Phishing attacks surge 423% as scammers target mobile-first Filipinos

If you’ve received a suspicious text about a package delivery, a bank alert, or an investment opportunity, you’re not alone.

Cybersecurity firm Check Point Software Technologies Ltd. reported a 423-percent spike in phishing websites targeting Filipinos in 2025, reflecting what experts describe as the “industrialization” of online fraud in a country where daily life increasingly runs on mobile phones.

According to the firm’s Philippine Threat Landscape Report 2025, phishing sites surged from 731 in 2024 to 3,824 in 2025. Even more alarming is the rise of “smishing,” SMS-based phishing, where scammers send deceptive text messages designed to look like they come from banks, delivery services or government agencies.

As digital payments, online shopping and e-wallet use expand, cybercriminals are scaling their operations with automation and artificial intelligence. Social media impersonation cases rose 37 percent last year, with scammers creating fake executive profiles and brand accounts to promote investment schemes and harvest personal information.

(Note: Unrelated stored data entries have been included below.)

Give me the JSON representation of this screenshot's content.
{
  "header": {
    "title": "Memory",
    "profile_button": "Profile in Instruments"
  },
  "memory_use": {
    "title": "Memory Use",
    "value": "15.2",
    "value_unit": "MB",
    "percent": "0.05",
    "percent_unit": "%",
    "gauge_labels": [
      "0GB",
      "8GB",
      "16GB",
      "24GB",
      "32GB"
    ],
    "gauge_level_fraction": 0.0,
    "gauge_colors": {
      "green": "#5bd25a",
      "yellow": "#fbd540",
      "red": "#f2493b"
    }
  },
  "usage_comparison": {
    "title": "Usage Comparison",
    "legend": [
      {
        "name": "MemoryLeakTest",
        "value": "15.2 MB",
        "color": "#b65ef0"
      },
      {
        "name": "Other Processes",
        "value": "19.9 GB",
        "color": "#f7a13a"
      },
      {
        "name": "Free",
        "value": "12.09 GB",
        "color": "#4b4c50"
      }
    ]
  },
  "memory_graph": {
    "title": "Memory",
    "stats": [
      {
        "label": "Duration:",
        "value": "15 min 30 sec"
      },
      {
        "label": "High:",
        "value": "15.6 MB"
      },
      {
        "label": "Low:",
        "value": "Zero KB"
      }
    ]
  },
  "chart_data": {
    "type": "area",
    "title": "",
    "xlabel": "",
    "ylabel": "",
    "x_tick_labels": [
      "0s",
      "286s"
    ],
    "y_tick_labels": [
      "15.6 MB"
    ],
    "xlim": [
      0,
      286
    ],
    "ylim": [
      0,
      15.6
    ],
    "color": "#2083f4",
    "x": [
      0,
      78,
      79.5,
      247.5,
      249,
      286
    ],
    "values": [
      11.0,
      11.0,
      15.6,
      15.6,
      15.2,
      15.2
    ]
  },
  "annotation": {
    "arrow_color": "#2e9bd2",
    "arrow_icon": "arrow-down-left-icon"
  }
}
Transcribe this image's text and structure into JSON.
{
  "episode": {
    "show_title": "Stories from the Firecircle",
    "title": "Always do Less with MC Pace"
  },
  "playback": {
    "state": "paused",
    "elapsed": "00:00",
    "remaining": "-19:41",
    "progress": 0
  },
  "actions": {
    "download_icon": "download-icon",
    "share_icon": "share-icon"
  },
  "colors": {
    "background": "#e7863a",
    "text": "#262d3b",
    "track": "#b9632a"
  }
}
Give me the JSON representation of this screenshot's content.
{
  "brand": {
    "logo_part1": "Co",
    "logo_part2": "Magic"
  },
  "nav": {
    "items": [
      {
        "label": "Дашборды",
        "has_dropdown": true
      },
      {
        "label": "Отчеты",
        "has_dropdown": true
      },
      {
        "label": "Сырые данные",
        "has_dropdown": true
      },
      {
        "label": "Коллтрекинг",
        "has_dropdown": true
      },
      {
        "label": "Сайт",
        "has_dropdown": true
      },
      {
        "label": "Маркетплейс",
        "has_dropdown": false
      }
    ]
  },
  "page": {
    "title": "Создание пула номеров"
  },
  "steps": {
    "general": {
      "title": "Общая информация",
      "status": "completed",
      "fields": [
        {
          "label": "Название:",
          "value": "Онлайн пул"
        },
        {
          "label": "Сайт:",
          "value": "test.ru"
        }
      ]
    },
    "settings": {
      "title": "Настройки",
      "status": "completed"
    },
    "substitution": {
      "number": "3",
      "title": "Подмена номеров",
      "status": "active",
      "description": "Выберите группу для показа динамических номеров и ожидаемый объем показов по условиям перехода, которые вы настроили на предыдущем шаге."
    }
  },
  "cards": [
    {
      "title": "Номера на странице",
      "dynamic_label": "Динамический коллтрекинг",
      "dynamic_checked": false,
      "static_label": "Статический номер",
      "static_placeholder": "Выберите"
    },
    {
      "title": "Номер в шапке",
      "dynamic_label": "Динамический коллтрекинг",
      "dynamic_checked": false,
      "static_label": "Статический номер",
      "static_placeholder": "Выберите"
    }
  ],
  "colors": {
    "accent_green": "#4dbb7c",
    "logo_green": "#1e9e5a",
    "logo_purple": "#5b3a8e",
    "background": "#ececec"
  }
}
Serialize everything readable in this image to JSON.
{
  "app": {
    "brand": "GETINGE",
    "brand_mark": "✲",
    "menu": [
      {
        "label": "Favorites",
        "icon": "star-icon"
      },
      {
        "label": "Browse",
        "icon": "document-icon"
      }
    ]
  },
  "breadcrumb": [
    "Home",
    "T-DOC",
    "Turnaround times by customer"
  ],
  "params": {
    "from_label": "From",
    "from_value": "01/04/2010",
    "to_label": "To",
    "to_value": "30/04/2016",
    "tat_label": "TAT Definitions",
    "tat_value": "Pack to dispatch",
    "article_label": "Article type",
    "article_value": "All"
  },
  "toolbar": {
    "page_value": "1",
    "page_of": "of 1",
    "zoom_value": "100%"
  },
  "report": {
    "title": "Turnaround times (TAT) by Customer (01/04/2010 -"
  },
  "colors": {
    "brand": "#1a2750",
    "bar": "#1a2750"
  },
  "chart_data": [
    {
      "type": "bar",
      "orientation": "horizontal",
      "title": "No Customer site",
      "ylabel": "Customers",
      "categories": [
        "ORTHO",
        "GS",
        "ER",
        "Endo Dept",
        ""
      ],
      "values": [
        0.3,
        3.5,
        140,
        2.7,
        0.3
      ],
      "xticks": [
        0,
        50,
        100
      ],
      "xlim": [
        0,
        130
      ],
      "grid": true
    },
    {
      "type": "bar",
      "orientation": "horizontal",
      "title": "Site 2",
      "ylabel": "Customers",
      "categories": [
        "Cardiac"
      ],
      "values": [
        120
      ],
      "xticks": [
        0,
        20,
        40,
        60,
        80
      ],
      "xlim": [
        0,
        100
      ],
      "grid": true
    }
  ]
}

Ransomware attacks also nearly doubled, affecting sectors from finance and retail to healthcare and education.

The report warns that fraud groups are now operating like organized businesses, using underground SIM card markets and even AI-generated deepfakes to make scams appear legitimate.

Government agencies, banks and even schools have been targeted, but ordinary consumers remain the most exposed. Many attacks rely not on technical complexity, but on urgency and deception — fake account suspensions, prize winnings, loan approvals or package delivery issues.

“Cyberattacks in the Philippines are no longer defined by technical sophistication, but by scale, automation, and deception,” Ritchelle Santos, senior cyber threat intelligence analyst at Check Point Exposure Management Research, said.